El jueves por la mañana las nubes oscuras, casi negras, que parecían haberse levantado de la sierra para avanzar hacia el pueblo, hicieron pensar a Quirós que la tormenta estaba cerca. Pocas veces había visto nubes tan ásperas y arrugadas, y tan negras, en increíble contraste con el cielo de verano que las rodeaba, aún resplandeciente y casi dorado.

Mientras se dirigía al ayuntamiento, sacó el móvil de Casella y buscó posibles mensajes. No había nada. El teléfono no había sonado en todo el día, Quirós lo sabía porque lo mantenía encendido. Tampoco el suyo había dado señales de vida: aquel doble silencio no le gustaba.

Menos aún le gustó ver tantos uniformes rondando cerca. Furgonetas oscuras se apiñaban junto a la puerta trasera, que estaba abierta, y por la que no dejaban de entrar y salir guardias civiles, policía nacional, municipal, incluso algunos militares. Todos parecían nerviosos y al mismo tiempo alegres, pero mudos, como si compartieran algún júbilo secreto, alguna fiesta sorpresa que se proponían dar a alguien y de la que Quirós no podía enterarse. Pero esa inquietud general le sirvió para poder entrar sin que le pidieran explicaciones. Halló a Gaos en la habitación de costumbre abrigado por una servilleta. En la mesa, un pollo extendido sobre una fuente plateada.

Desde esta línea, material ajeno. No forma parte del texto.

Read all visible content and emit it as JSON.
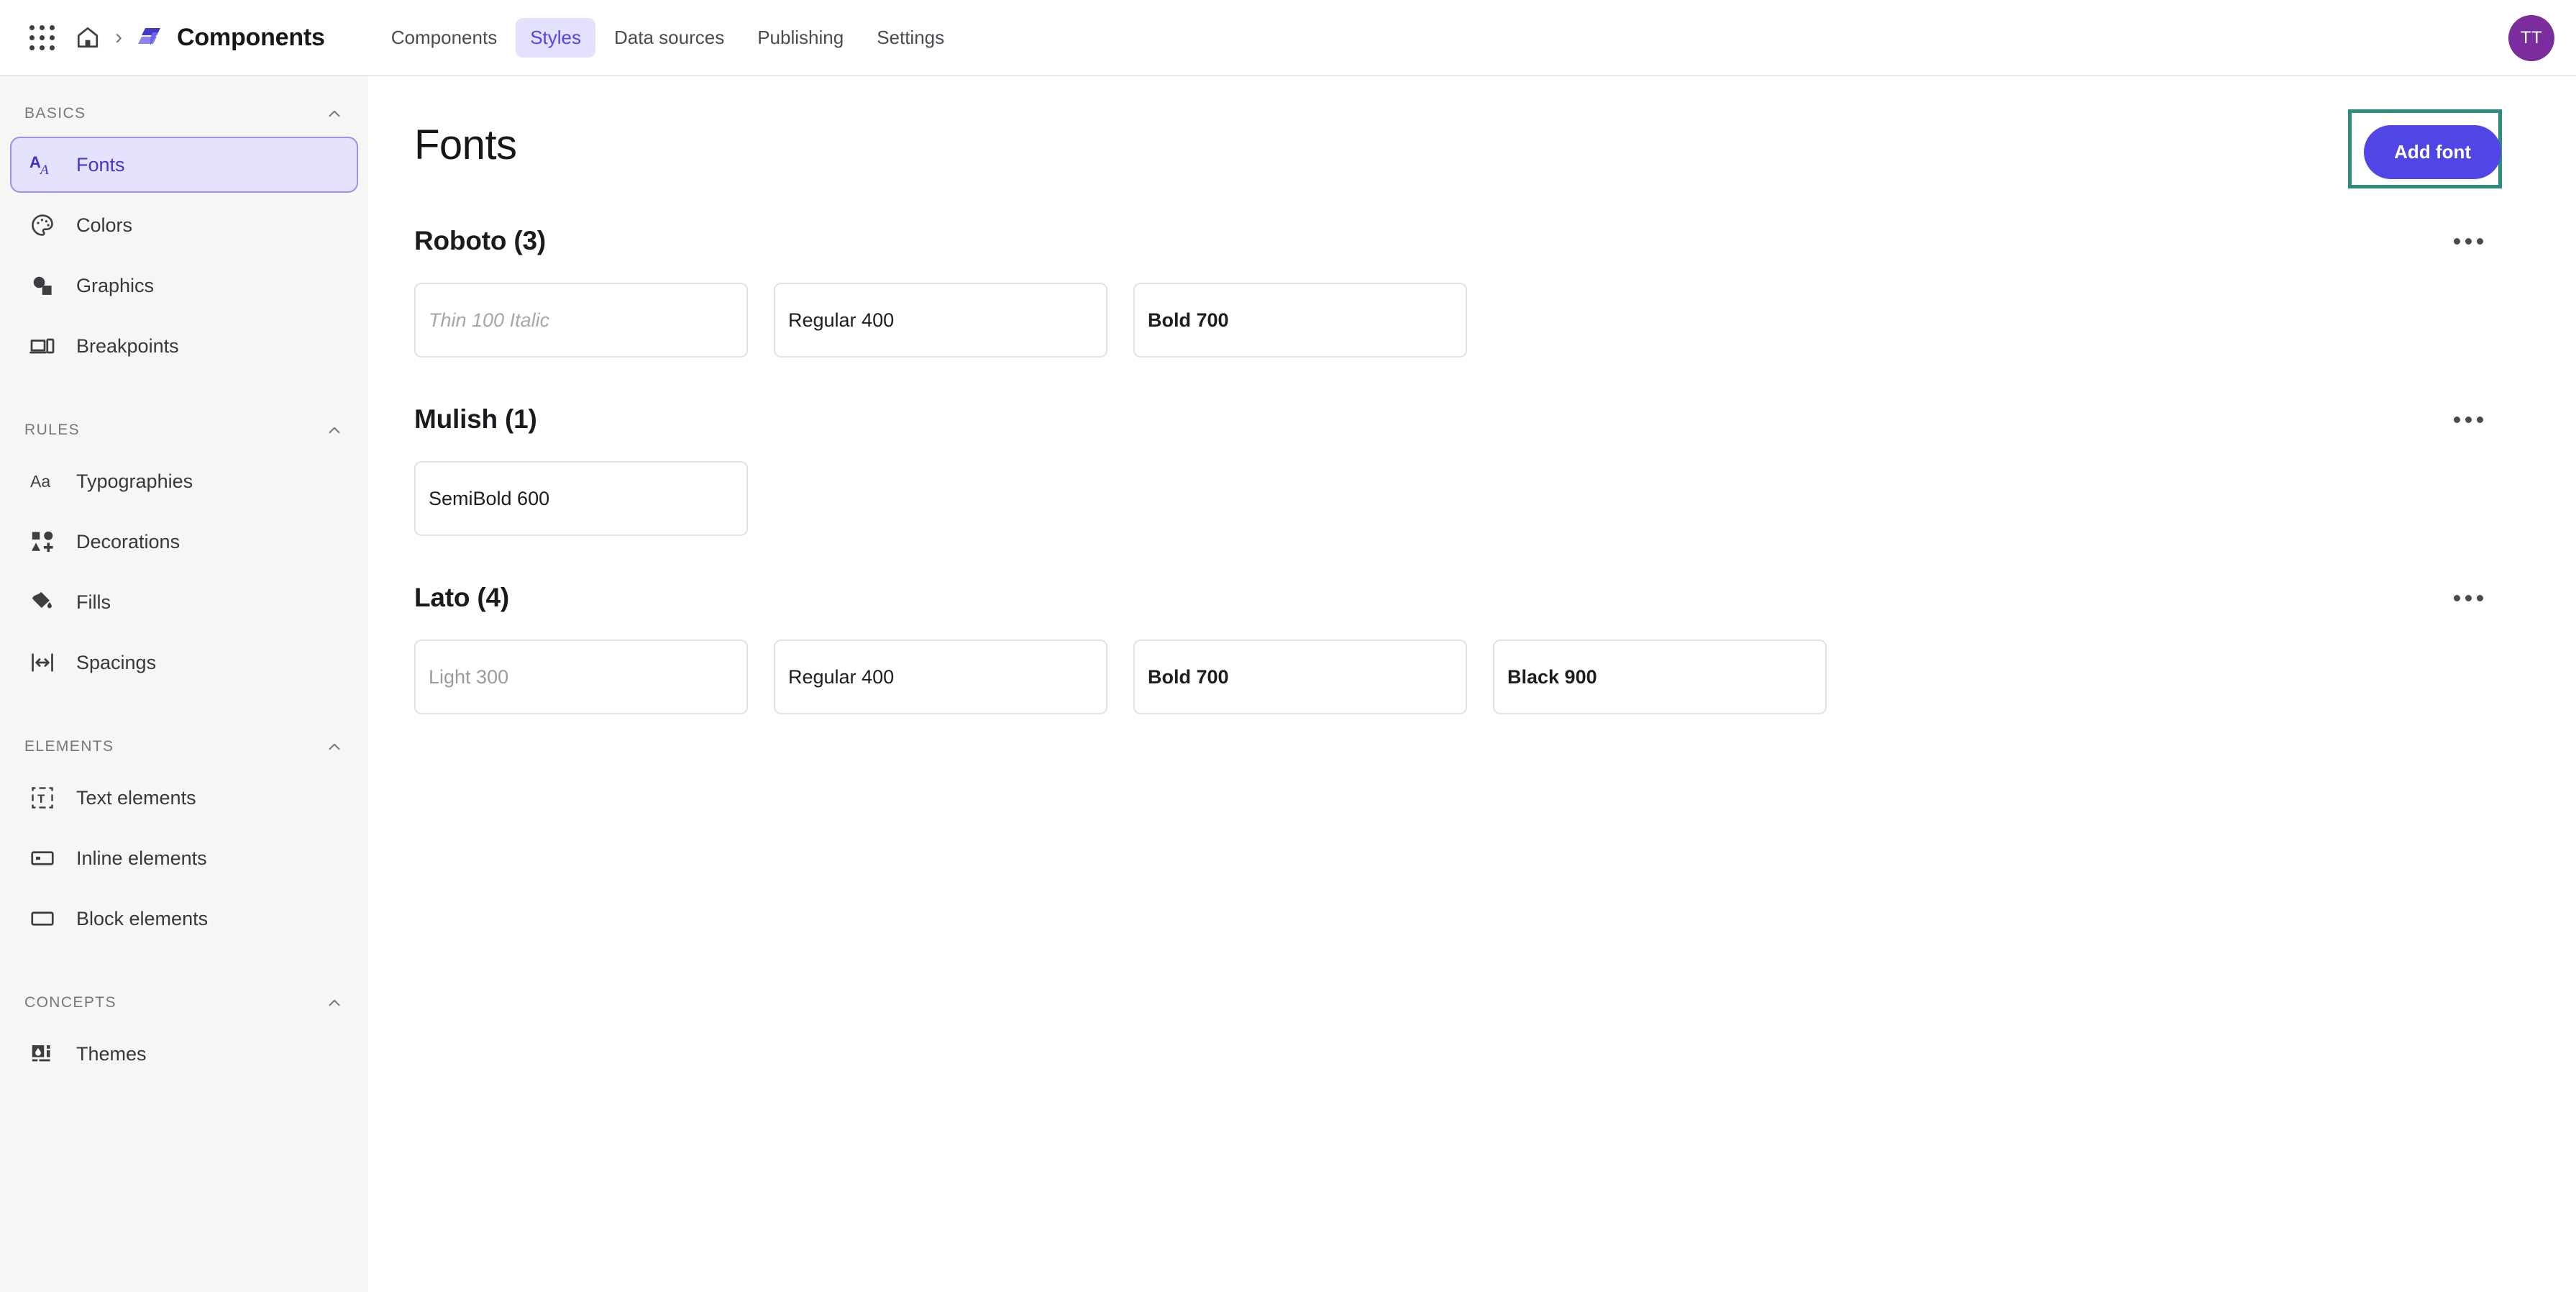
{
  "topbar": {
    "apps_icon": "grid-apps-icon",
    "home_icon": "home-icon",
    "separator": "›",
    "brand_logo_icon": "stacked-layers-logo-icon",
    "brand_name": "Components",
    "tabs": [
      {
        "label": "Components",
        "active": false
      },
      {
        "label": "Styles",
        "active": true
      },
      {
        "label": "Data sources",
        "active": false
      },
      {
        "label": "Publishing",
        "active": false
      },
      {
        "label": "Settings",
        "active": false
      }
    ],
    "avatar_initials": "TT",
    "avatar_color": "#7b2d9e"
  },
  "sidebar": {
    "groups": [
      {
        "title": "BASICS",
        "collapse_icon": "chevron-up-icon",
        "items": [
          {
            "label": "Fonts",
            "icon": "font-aa-icon",
            "active": true
          },
          {
            "label": "Colors",
            "icon": "palette-icon",
            "active": false
          },
          {
            "label": "Graphics",
            "icon": "shapes-icon",
            "active": false
          },
          {
            "label": "Breakpoints",
            "icon": "devices-icon",
            "active": false
          }
        ]
      },
      {
        "title": "RULES",
        "collapse_icon": "chevron-up-icon",
        "items": [
          {
            "label": "Typographies",
            "icon": "text-aa-icon",
            "active": false
          },
          {
            "label": "Decorations",
            "icon": "decorations-icon",
            "active": false
          },
          {
            "label": "Fills",
            "icon": "paint-bucket-icon",
            "active": false
          },
          {
            "label": "Spacings",
            "icon": "spacing-arrows-icon",
            "active": false
          }
        ]
      },
      {
        "title": "ELEMENTS",
        "collapse_icon": "chevron-up-icon",
        "items": [
          {
            "label": "Text elements",
            "icon": "text-box-icon",
            "active": false
          },
          {
            "label": "Inline elements",
            "icon": "inline-box-icon",
            "active": false
          },
          {
            "label": "Block elements",
            "icon": "block-box-icon",
            "active": false
          }
        ]
      },
      {
        "title": "CONCEPTS",
        "collapse_icon": "chevron-up-icon",
        "items": [
          {
            "label": "Themes",
            "icon": "theme-drop-icon",
            "active": false
          }
        ]
      }
    ]
  },
  "main": {
    "page_title": "Fonts",
    "add_font_label": "Add font",
    "add_font_accent": "#4f46e5",
    "focus_ring_color": "#2e8b80",
    "kebab_icon": "more-horizontal-icon",
    "sections": [
      {
        "title": "Roboto (3)",
        "family": "Roboto",
        "count": 3,
        "weights": [
          {
            "label": "Thin 100 Italic",
            "style": "thin-italic"
          },
          {
            "label": "Regular 400",
            "style": "regular"
          },
          {
            "label": "Bold 700",
            "style": "bold"
          }
        ]
      },
      {
        "title": "Mulish (1)",
        "family": "Mulish",
        "count": 1,
        "weights": [
          {
            "label": "SemiBold 600",
            "style": "semibold"
          }
        ]
      },
      {
        "title": "Lato (4)",
        "family": "Lato",
        "count": 4,
        "weights": [
          {
            "label": "Light 300",
            "style": "light"
          },
          {
            "label": "Regular 400",
            "style": "regular"
          },
          {
            "label": "Bold 700",
            "style": "bold"
          },
          {
            "label": "Black 900",
            "style": "black"
          }
        ]
      }
    ]
  }
}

– ¿Cómo se dice? -preguntó Gaos retóricamente-. Hemos «incautado», ¿no, Centeno…? Hemos incautado dos docenas de pelis y más de tres centenares de polaroids… ¡Vaya material el del gemelo Casella…! Tienes manchas en la chaqueta…

Quirós observó la manga de su chaqueta azul.

– No tengo otra -dijo-. ¿Y las pelirrojas? -preguntó para cambiar de tema.

– Hummm, nos hubiese gustado incautarlas también, ¿eh, Centeno? Pero hemos tenido que despacharlas a Madrid en una furgoneta, acusadas de algo que en los libros de Derecho se llama de otra manera, pero que yo llamo «la complicidad del imbécil». El sueldo que les pagaba Casella no valía esos sofocos… De todas formas, gracias por avisarnos, Quirós… Moja el muslo en esta salsa y luego dime cómo está…

En otra mesa, el técnico Arcedo, recién llegado de Madrid, clasificaba las cubiertas de los deuvedés y los grupos de fotos manipulándolos con sus manos envueltas en látex. Trataba las fotos como si fuesen naipes triunfadores en una jugada decisiva de póquer cubierto: las miraba y depositaba, una a una, bocabajo, en tres columnas distintas. Arcedo era prognato y de calva aplastada como el cuerpo de un rodaballo. También estaba Centeno, de pie en un rincón, en mangas de camisa, frente a su ordenador portátil.

– ¿Qué habéis encontrado? -preguntó Quirós mientras robaba un muslo de pollo y lo impregnaba de salsa.

– A la nórdica. Ancha. -«Anja con jota», corrigió Centeno-. Y a otra del verano anterior, una ucraniana guapísima. -«Katya Kalasnikov», dijo Centeno-. Ambas viajaban solas, se hospedaron en el albergue y desaparecieron como si se las hubiese tragado la tierra. Pero resulta que la tierra era nuestro «esnupi». Cuéntale, Jaime.

– Tiene imaginación, el chaval -dijo Arcedo. Como tantos individuos feos, Arcedo era proclive a la suspicacia: lanzó una mirada titubeante a Gaos cuando oyó que este se reía-. Probaré el pollo, si me permites.

– Pero ¡cuéntale!

– Que mire las fotos. Hablan por sí mismas.

Quirós no las miró. En cambio, buscó una servilleta, porque la salsa le resbalaba por la barbilla.